Orphelia a donc été le seul succès… ?

Ayato avait enfin compris.

Les épaules d’Hilda s’affaissèrent. « Les résultats n’ont aucun sens s’ils ne sont pas reproductibles. Dans ce monde, nous n’avons pas le luxe d’accepter des choses qui ne peuvent pas être contrôlées. »

« Les choses qui ne peuvent être contrôlées… ? »
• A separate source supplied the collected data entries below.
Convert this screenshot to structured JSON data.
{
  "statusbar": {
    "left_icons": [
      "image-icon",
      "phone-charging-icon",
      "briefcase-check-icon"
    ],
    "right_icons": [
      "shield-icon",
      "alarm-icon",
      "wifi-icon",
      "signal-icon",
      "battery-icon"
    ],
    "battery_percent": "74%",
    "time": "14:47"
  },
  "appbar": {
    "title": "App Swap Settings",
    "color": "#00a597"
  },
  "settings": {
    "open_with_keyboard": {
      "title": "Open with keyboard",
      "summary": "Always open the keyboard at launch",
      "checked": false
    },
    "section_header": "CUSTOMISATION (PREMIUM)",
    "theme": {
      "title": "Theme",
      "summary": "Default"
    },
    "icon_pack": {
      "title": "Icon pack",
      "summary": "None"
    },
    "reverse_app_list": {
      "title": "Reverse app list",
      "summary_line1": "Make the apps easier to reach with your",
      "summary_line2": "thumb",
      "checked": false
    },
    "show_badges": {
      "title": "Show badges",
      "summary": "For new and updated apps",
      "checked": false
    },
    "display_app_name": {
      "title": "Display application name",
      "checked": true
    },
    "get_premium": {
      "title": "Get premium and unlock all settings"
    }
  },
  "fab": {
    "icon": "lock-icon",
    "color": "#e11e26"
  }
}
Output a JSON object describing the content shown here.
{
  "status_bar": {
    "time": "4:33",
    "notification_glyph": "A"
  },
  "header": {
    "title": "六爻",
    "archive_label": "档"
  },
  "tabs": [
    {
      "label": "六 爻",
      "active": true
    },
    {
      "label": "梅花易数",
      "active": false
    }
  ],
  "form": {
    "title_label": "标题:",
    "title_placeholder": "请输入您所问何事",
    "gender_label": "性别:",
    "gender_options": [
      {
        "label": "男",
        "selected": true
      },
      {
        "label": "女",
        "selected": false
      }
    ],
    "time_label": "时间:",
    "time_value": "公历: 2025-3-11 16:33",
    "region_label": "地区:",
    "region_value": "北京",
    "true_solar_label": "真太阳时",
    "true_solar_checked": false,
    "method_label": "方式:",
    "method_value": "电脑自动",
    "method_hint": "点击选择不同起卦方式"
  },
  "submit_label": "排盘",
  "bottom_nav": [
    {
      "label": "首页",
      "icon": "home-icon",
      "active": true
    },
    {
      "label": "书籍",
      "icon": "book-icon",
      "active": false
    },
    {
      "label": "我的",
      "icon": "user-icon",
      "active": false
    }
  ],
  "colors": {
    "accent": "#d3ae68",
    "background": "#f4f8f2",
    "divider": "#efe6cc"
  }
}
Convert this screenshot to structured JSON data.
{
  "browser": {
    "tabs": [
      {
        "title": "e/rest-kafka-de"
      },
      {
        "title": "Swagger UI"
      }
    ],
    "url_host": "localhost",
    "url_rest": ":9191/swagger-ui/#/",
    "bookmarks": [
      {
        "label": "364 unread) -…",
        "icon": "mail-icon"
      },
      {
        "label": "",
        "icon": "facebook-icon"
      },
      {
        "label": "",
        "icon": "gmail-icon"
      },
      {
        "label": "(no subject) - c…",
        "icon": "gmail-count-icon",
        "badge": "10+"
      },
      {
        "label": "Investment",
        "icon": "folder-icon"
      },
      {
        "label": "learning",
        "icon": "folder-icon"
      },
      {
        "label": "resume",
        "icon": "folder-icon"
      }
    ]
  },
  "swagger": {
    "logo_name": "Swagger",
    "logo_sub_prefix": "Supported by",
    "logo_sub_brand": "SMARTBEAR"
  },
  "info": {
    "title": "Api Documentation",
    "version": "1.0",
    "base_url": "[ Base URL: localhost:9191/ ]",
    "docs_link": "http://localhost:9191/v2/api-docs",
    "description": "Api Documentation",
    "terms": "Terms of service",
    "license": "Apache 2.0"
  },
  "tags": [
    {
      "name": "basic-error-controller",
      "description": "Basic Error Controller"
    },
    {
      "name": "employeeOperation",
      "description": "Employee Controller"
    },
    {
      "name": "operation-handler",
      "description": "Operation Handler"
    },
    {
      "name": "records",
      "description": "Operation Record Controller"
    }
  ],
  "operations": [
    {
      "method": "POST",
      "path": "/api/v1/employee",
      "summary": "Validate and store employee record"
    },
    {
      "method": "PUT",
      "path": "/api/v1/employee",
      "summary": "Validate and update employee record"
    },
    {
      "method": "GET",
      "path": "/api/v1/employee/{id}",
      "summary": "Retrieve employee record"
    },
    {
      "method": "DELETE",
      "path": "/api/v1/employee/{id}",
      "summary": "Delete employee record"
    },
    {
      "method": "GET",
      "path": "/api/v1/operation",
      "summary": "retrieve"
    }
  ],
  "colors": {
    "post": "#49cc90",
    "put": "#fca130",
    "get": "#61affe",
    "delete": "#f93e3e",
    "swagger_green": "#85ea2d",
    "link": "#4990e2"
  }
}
Hilda releva la tête. « Oh là là, vous n’aviez pas réalisé ? » Sa bouche se tordit en un rictus d’autosatisfaction. « Parmi les gens qui ont des capacités, comme les Stregas et les Dantes, il y en a qui en ont d’incroyablement bénéfiques. Des gens qui ont le pouvoir de contribuer à des domaines plus variés que le simple fait de se battre les uns contre les autres dans une arène. Mais les fondations d’entreprises intégrées qui contrôlent tout ne voient pas cela d’un bon œil. Pourquoi pensez-vous qu’il en soit ainsi ? C’est très simple. Les capacités des gens sont en fin de compte des qualités individuelles, et elles peuvent être extrêmement instables en fonction de la façon de penser de chacun. Et comme il s’agit de qualités individuelles, elles sont assurées d’être perdues un jour. Dans le pire des cas, ce serait une grande calamité si quelqu’un mettait la mauvaise vitesse dans cette machine que nous appelons la société, et qu’elle tombait en panne, vous ne pensez pas ? »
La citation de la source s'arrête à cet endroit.